On November 10, 1919, the cornerstone was placed with elaborate ceremony. The two most important speakers that day were the Honorable Ralph Walton Moore, State Senator, and Crandall Mackey, who is often called the “Father of the County Fire Department.” The new station house was officially dedicated with an elaborate banquet in 1920. In 1923, the stone nameplate was added to the front of the building.
In a brief reminiscence, one Cherrydale resident remembers the station this way: “The Firehouse, as we called it, was just finished when I came to Cherrydale in 1919. A dignified red brick building — thereafter, it was the center of a part of our lives. We loved listening to the stories told by the firemen — listening for the telephone as he sat in his chair tilted against the wall near the open door in good weather. The activities there, the good times we had can never be surpassed.”
The Washington Post even mentions the Cherrydale VFD in an article dated June 11, 1929 when a large garage fire broke out in McLean. It reads: “The Cherrydale fire engine sideswiped a telephone pole while making the run to McLean, but was not prevented from continuing to the fire. Jack Horner, a member of the Cherrydale department was slightly injured. Horner was standing on the side of the truck that grazed the pole.” Units from Fairfax, Falls Church, Cherrydale, Clarendon, Ballston, Arlington, Jefferson District and Potomac (Alexandria #2) responded to the fire.
In 1996, the Cherrydale Volunteer Fire Station was listed on the registrar of national historical landmarks and also as a state historical landmark. Repairs and modifications to the structure have been numerous over the years. The “Store” (the side of the building with the picture window) has been changed many times since it was rented to a grocer in the late 1920s. A major remodeling took place in 1928 when plumbing fixtures were added. The dormers were added in the 1950s. In 1987, the entire first floor of the station was remodeled for more modern equipment and living arrangements. The upstairs community hall was restored to its original appearance in 1998.

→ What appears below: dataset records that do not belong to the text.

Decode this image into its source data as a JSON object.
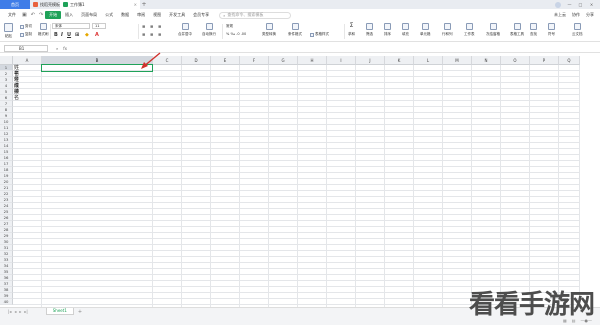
{
  "tabs": [
    {
      "label": "首页"
    },
    {
      "label": "找稻壳模板"
    },
    {
      "label": "工作簿1"
    }
  ],
  "menu": {
    "items": [
      "文件",
      "开始",
      "插入",
      "页面布局",
      "公式",
      "数据",
      "审阅",
      "视图",
      "开发工具",
      "会员专享"
    ],
    "search_placeholder": "查找命令、搜索模板",
    "right": [
      "未上云",
      "协作",
      "分享"
    ]
  },
  "ribbon": {
    "paste": "粘贴",
    "cut": "剪切",
    "copy": "复制",
    "format_painter": "格式刷",
    "font_name": "宋体",
    "font_size": "11",
    "merge_center": "合并居中",
    "wrap": "自动换行",
    "general": "常规",
    "convert": "类型转换",
    "cond_format": "条件格式",
    "table_style": "表格样式",
    "sum": "求和",
    "filter": "筛选",
    "sort": "排序",
    "fill": "填充",
    "cell": "单元格",
    "row_col": "行和列",
    "worksheet": "工作表",
    "freeze": "冻结窗格",
    "table_tools": "表格工具",
    "find": "查找",
    "symbol": "符号",
    "cloud": "云文档"
  },
  "formula_bar": {
    "cell_ref": "B1",
    "fx": "fx",
    "value": ""
  },
  "columns": [
    "A",
    "B",
    "C",
    "D",
    "E",
    "F",
    "G",
    "H",
    "I",
    "J",
    "K",
    "L",
    "M",
    "N",
    "O",
    "P",
    "Q"
  ],
  "selected_column": "B",
  "rows": [
    "1",
    "2",
    "3",
    "4",
    "5",
    "6",
    "7",
    "8",
    "9",
    "10",
    "11",
    "12",
    "13",
    "14",
    "15",
    "16",
    "17",
    "18",
    "19",
    "20",
    "21",
    "22",
    "23",
    "24",
    "25",
    "26",
    "27",
    "28",
    "29",
    "30",
    "31",
    "32",
    "33",
    "34",
    "35",
    "36",
    "37",
    "38",
    "39",
    "40",
    "41"
  ],
  "cells_col_a": [
    "姓名",
    "学号",
    "班级",
    "成绩",
    "排名"
  ],
  "sheet_tab": "Sheet1",
  "watermark": "看看手游网",
  "accent_color": "#1fa259"
}
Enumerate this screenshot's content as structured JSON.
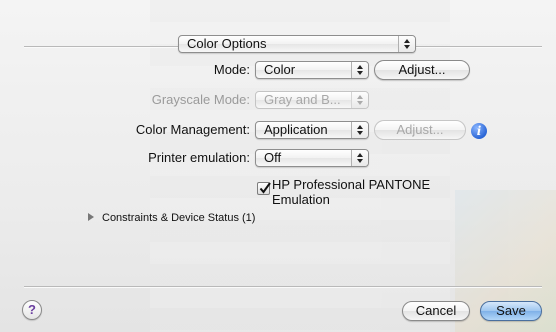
{
  "section_popup": {
    "selected": "Color Options"
  },
  "mode": {
    "label": "Mode:",
    "selected": "Color",
    "adjust_label": "Adjust..."
  },
  "grayscale_mode": {
    "label": "Grayscale Mode:",
    "selected": "Gray and B..."
  },
  "color_management": {
    "label": "Color Management:",
    "selected": "Application",
    "adjust_label": "Adjust..."
  },
  "printer_emulation": {
    "label": "Printer emulation:",
    "selected": "Off"
  },
  "pantone": {
    "label_line1": "HP Professional PANTONE",
    "label_line2": "Emulation",
    "checked": true
  },
  "disclosure": {
    "label": "Constraints & Device Status (1)"
  },
  "footer": {
    "help_glyph": "?",
    "cancel_label": "Cancel",
    "save_label": "Save"
  },
  "icons": {
    "info": "info-icon",
    "help": "help-icon",
    "popup_arrows": "updown-arrows-icon",
    "disclosure": "disclosure-triangle-icon"
  },
  "colors": {
    "accent": "#2b66d6",
    "default_button": "#9fc6ef"
  }
}
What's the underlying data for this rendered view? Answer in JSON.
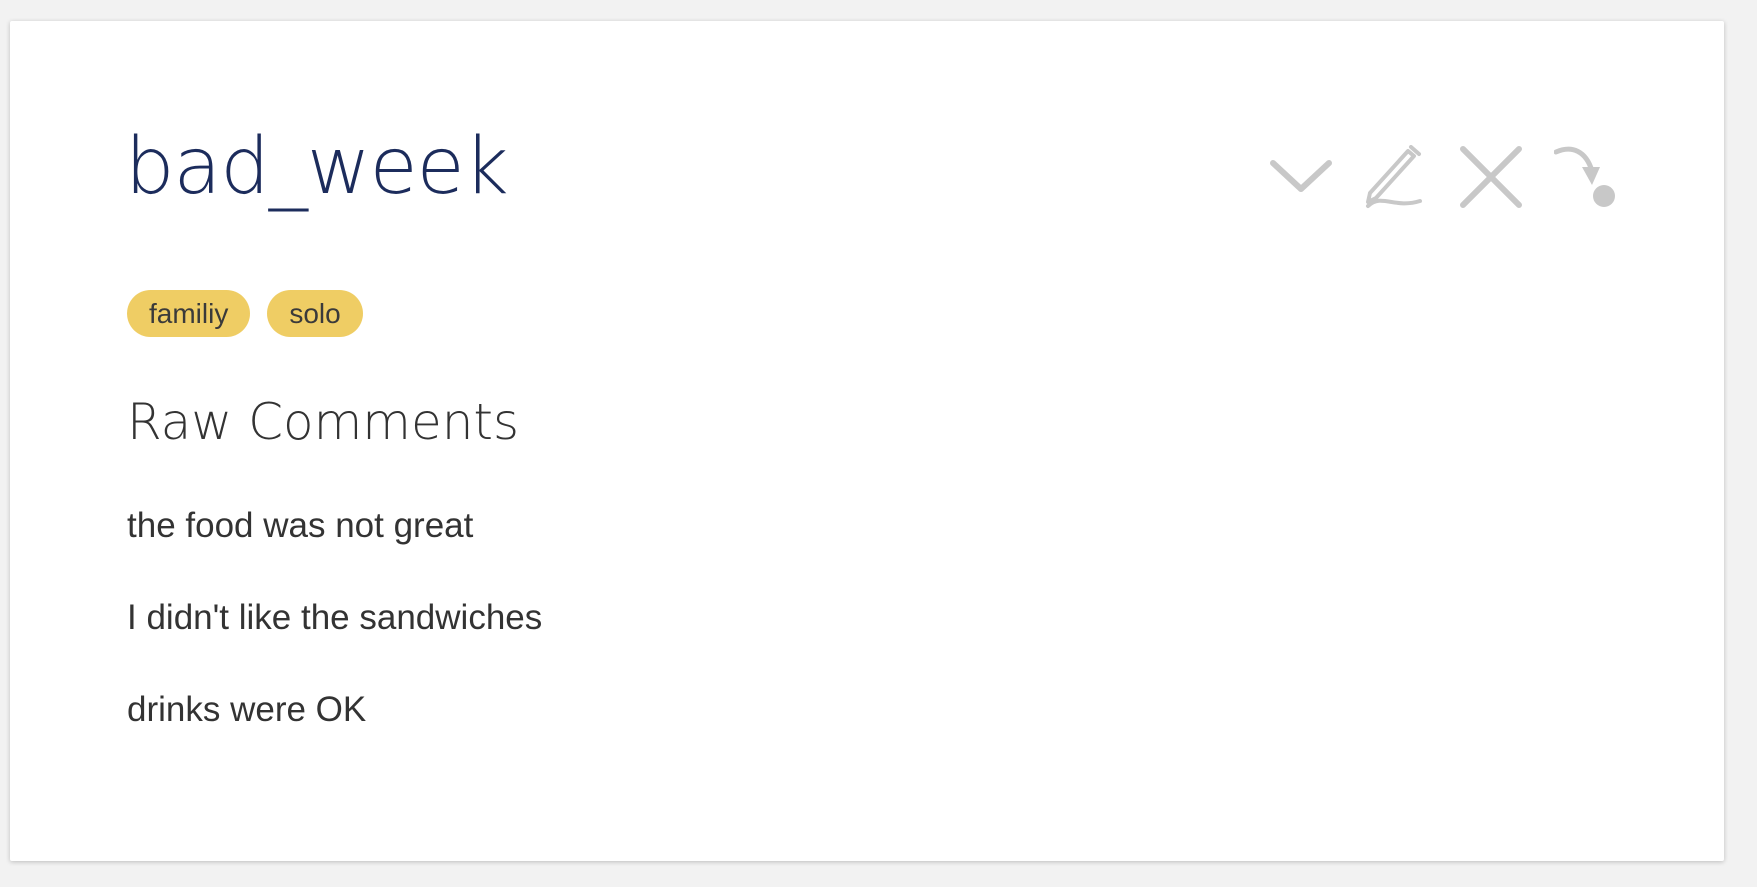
{
  "card": {
    "title": "bad_week",
    "tags": [
      "familiy",
      "solo"
    ],
    "section_title": "Raw Comments",
    "comments": [
      "the food was not great",
      "I didn't like the sandwiches",
      "drinks were OK"
    ]
  },
  "actions": [
    {
      "icon": "chevron-down-icon"
    },
    {
      "icon": "pencil-icon"
    },
    {
      "icon": "close-icon"
    },
    {
      "icon": "curved-arrow-icon"
    }
  ],
  "colors": {
    "background": "#f2f2f2",
    "card": "#ffffff",
    "title": "#1c2c5c",
    "tag": "#efcd64",
    "icon": "#c8c8c8",
    "text": "#333333"
  }
}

The Cherrydale Fire Station was staffed solely by Volunteers until 1940. As the area grew and call volumes increased, the County augmented the volunteer staffing by hiring a paid firefighter to help staff the station. The Cherrydale Fire Station was staffed by Arlington County career firefighters and Volunteers until 2011 when the new Fire Station 3 was built. Personnel are trained to respond not only to fires, but also to emergency medical calls, hazardous materials incidents, and other rescue incidents. In August 2011, the Old Fire Station 3 was now staffed by the volunteers on an “as needed” basis.
The Volunteers own Light and Air 103, which provides lighting, breathing air replenishment services, salvage, and other services to the fire department. The Volunteers also own a Chevrolet Suburban called Utility 103. Most of the Volunteers are cross-trained as firefighters and emergency medical technicians. All have participated in hundreds of hours of training and meet state and national training standards.